Apparently rats, insects, and other unwelcome hotel visitors didn’t get the memo about social distancing. As entomologist Michael Bentley, director of education and training of the National Pest Management Association (NPMA), says, decreased human foot traffic and fewer food sources during the COVID-19 public health crisis has panicked and emboldened newly food insecure pests like rodents and roaches, who not only gross-out guests but potentially precipitate additional public health crises. Bentley described for LODGING both the dangers of letting the problem get out of hand and the opportunities available to get it under control during the coronavirus pandemic.

Bentley stresses the importance of having a pest control plan in place under normal circumstances. “You should already be working with a pest control professional—one licensed and trained to identify what the untrained eye may overlook or dismiss—for example, what appears to be dirt buildup in a corner that is in fact accumulation of rodent feces.” This plan, he says, should involve monthly inspections, regular walk-throughs, and evaluations of exclusionary measures around the structure.

While most businesses—especially hotels—routinely engage pest control services to prevent critters from doing damage to property and offending guests, he says an even greater concern should be the public health threat they represent. “Many of the pests we encounter in our homes and businesses are dangerous harborers of disease. Rodents, cockroaches, and such can infect humans with pathogens because they can easily pick up and transfer bacteria and other organisms that make us sick,” he explains. Bentley warns that the danger of trading-off one public health concern for another is a real one, saying, “The last thing we want now on top of the COVID-19 pandemic is a food-borne illness outbreak or a proliferation of respiratory issues linked to the proteins found in the feces of roaches and rodents.”

Noting that these pests are highly adaptive, Bentley says the combination of less food and less human monitoring has forced them to change their behavior. “Of course, they don’t understand social distancing guidelines; they’re just doing what they need to do to find food, which is to a much lesser extent available in the usual places, like outside dumpsters and kitchen trash, and with less oversight by humans, they are venturing out to new places.”


He says this is no time to let up on pest control measures in general.

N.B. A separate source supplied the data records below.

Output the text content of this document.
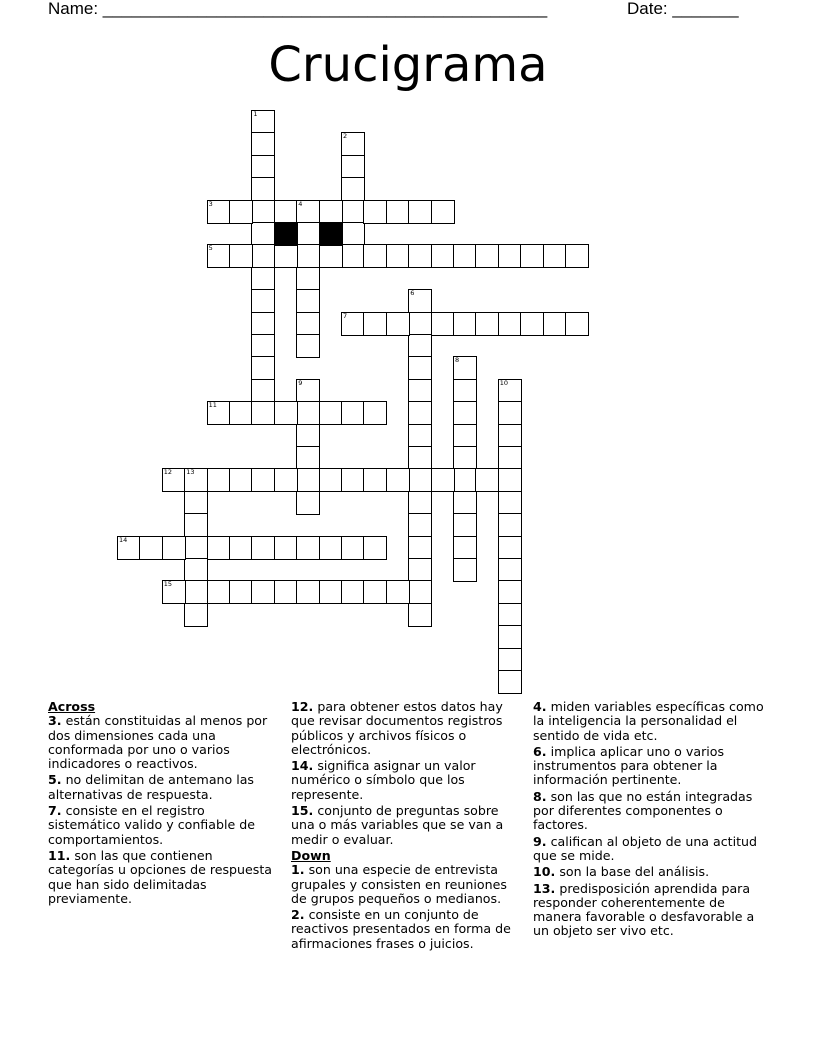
Name: _______________________________________________	Date: _______
Crucigrama
1
2
3	4
5
6
7
8
9	10
11
12 13
14
15
Across
3. están constituidas al menos por dos dimensiones cada una conformada por uno o varios indicadores o reactivos.
5. no delimitan de antemano las alternativas de respuesta.
7. consiste en el registro sistemático valido y confiable de comportamientos.
11. son las que contienen categorías u opciones de respuesta que han sido delimitadas previamente.
12. para obtener estos datos hay que revisar documentos registros públicos y archivos físicos o electrónicos.
14. significa asignar un valor numérico o símbolo que los represente.
15. conjunto de preguntas sobre una o más variables que se van a medir o evaluar.
Down
1. son una especie de entrevista grupales y consisten en reuniones de grupos pequeños o medianos.
2. consiste en un conjunto de reactivos presentados en forma de afirmaciones frases o juicios.
4. miden variables específicas como la inteligencia la personalidad el sentido de vida etc.
6. implica aplicar uno o varios instrumentos para obtener la información pertinente.
8. son las que no están integradas por diferentes componentes o factores.
9. califican al objeto de una actitud que se mide.
10. son la base del análisis.
13. predisposición aprendida para responder coherentemente de manera favorable o desfavorable a un objeto ser vivo etc.
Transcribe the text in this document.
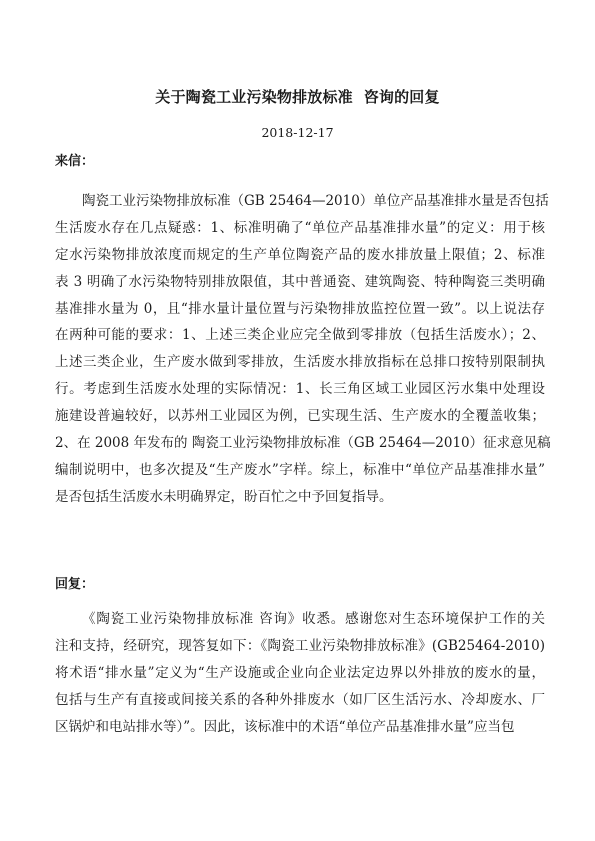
关于陶瓷工业污染物排放标准  咨询的回复
2018-12-17
来信：
陶瓷工业污染物排放标准（GB 25464—2010）单位产品基准排水量是否包括
生活废水存在几点疑惑：1、标准明确了“单位产品基准排水量”的定义：用于核
定水污染物排放浓度而规定的生产单位陶瓷产品的废水排放量上限值；2、标准
表 3 明确了水污染物特别排放限值，其中普通瓷、建筑陶瓷、特种陶瓷三类明确
基准排水量为 0，且“排水量计量位置与污染物排放监控位置一致”。以上说法存
在两种可能的要求：1、上述三类企业应完全做到零排放（包括生活废水）；2、
上述三类企业，生产废水做到零排放，生活废水排放指标在总排口按特别限制执
行。考虑到生活废水处理的实际情况：1、长三角区域工业园区污水集中处理设
施建设普遍较好，以苏州工业园区为例，已实现生活、生产废水的全覆盖收集；
2、在 2008 年发布的 陶瓷工业污染物排放标准（GB 25464—2010）征求意见稿
编制说明中，也多次提及“生产废水”字样。综上，标准中“单位产品基准排水量”
是否包括生活废水未明确界定，盼百忙之中予回复指导。
回复：
《陶瓷工业污染物排放标准 咨询》收悉。感谢您对生态环境保护工作的关
注和支持，经研究，现答复如下：《陶瓷工业污染物排放标准》(GB25464-2010)
将术语“排水量”定义为“生产设施或企业向企业法定边界以外排放的废水的量，
包括与生产有直接或间接关系的各种外排废水（如厂区生活污水、冷却废水、厂
区锅炉和电站排水等）”。因此，该标准中的术语“单位产品基准排水量”应当包
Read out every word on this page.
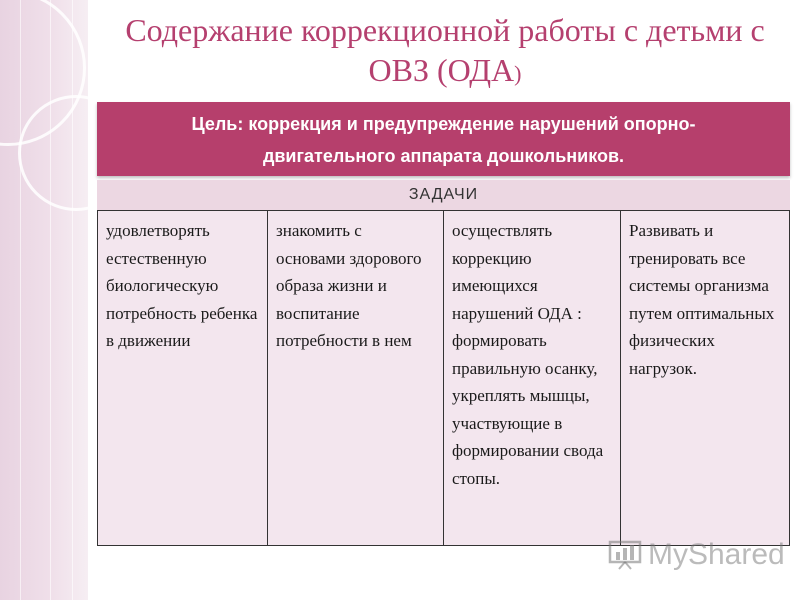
Содержание коррекционной работы с детьми с
ОВЗ (ОДА)
Цель: коррекция и предупреждение нарушений опорно-
двигательного аппарата дошкольников.
ЗАДАЧИ
удовлетворять естественную биологическую потребность ребенка в движении
знакомить с основами здорового образа жизни и воспитание потребности в нем
осуществлять коррекцию имеющихся нарушений ОДА : формировать правильную осанку, укреплять мышцы, участвующие в формировании свода стопы.
Развивать и тренировать все системы организма путем оптимальных физических нагрузок.
MyShared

Quite the contrary. “Hotel managers can use this time to work with a pest control professional to make headway against a challenging pest issue they may be experiencing.” The good news-bad news result of pests’ efforts to find increasingly scarce food in increasingly empty hotels is that it is easier for pest control professionals to deploy a primary tool of the trade for cockroaches and rodents—insecticide-impregnated bait to attract and vanquish the hungry pests.

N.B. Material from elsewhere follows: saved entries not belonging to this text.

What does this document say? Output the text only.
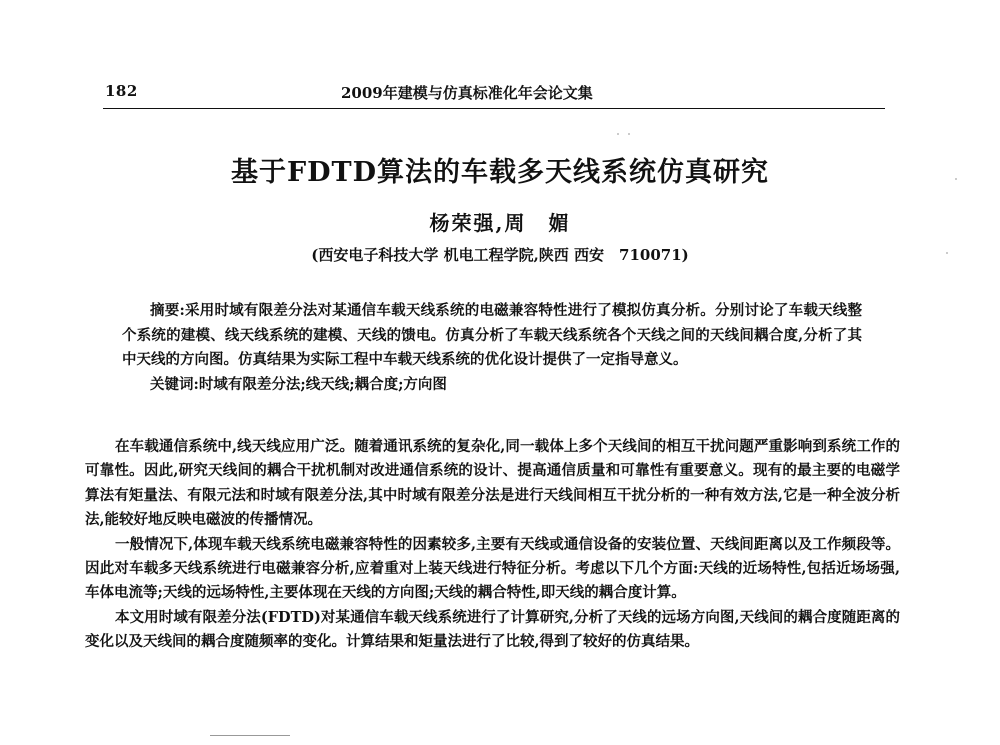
182	2009年建模与仿真标准化年会论文集
基于FDTD算法的车载多天线系统仿真研究
杨荣强,周　媚
(西安电子科技大学 机电工程学院,陕西 西安　710071)

摘要:采用时域有限差分法对某通信车载天线系统的电磁兼容特性进行了模拟仿真分析。分别讨论了车载天线整个系统的建模、线天线系统的建模、天线的馈电。仿真分析了车载天线系统各个天线之间的天线间耦合度,分析了其中天线的方向图。仿真结果为实际工程中车载天线系统的优化设计提供了一定指导意义。

关键词:时域有限差分法;线天线;耦合度;方向图

在车载通信系统中,线天线应用广泛。随着通讯系统的复杂化,同一载体上多个天线间的相互干扰问题严重影响到系统工作的可靠性。因此,研究天线间的耦合干扰机制对改进通信系统的设计、提高通信质量和可靠性有重要意义。现有的最主要的电磁学算法有矩量法、有限元法和时域有限差分法,其中时域有限差分法是进行天线间相互干扰分析的一种有效方法,它是一种全波分析法,能较好地反映电磁波的传播情况。

一般情况下,体现车载天线系统电磁兼容特性的因素较多,主要有天线或通信设备的安装位置、天线间距离以及工作频段等。因此对车载多天线系统进行电磁兼容分析,应着重对上装天线进行特征分析。考虑以下几个方面:天线的近场特性,包括近场场强,车体电流等;天线的远场特性,主要体现在天线的方向图;天线的耦合特性,即天线的耦合度计算。

本文用时域有限差分法(FDTD)对某通信车载天线系统进行了计算研究,分析了天线的远场方向图,天线间的耦合度随距离的变化以及天线间的耦合度随频率的变化。计算结果和矩量法进行了比较,得到了较好的仿真结果。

He says in addition to maximizing use of the bait, hotel managers can step up exclusion efforts that can be difficult to implement in normal times when the hotel is teeming with guests and employees. “This is the time to make sure doors and windows have properly functioning seals and door sweeps—important things often put on the back burner when you don’t want to shut down your primary entry point because it will interrupt business.”

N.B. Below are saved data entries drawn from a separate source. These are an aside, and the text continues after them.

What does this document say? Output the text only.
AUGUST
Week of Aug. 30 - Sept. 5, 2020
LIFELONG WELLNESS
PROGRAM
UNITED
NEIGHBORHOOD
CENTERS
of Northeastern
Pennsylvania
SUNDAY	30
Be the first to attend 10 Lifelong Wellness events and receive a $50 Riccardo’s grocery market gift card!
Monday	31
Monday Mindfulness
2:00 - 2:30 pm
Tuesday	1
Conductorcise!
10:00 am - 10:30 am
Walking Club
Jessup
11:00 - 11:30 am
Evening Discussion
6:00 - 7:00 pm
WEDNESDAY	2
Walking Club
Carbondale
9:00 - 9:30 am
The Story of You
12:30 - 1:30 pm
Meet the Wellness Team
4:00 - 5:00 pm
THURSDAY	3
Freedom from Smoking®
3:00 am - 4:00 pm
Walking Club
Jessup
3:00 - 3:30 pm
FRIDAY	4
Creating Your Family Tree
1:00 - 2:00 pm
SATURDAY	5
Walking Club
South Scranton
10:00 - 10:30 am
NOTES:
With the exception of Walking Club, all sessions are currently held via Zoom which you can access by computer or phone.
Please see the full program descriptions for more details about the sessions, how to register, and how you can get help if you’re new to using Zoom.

Bentley stresses the importance of continued diligence and vigilance. “This is not the time to relax pest control efforts. You should continue your regular schedule of inspections by pest control professionals; work with them to take advantage of conditions we’re under now, making sure that no pest issues develop during this time of reduced traffic and food. Staff should know that even the simplest things, like securing lids on garbage cans, can go a long way in reducing rodent activity in and around a structure—particularly now when they are going to extra effort to find any available food source.”

Bentley reiterates the need to use the current crisis advantageously, and to never lose sight of the public health dangers posed by unchecked pest populations. “We now have the opportunity to take advantage of a unique and concerning time to gain the upper hand with some of the most dangerous and deadly pests we encounter on a regular basis.”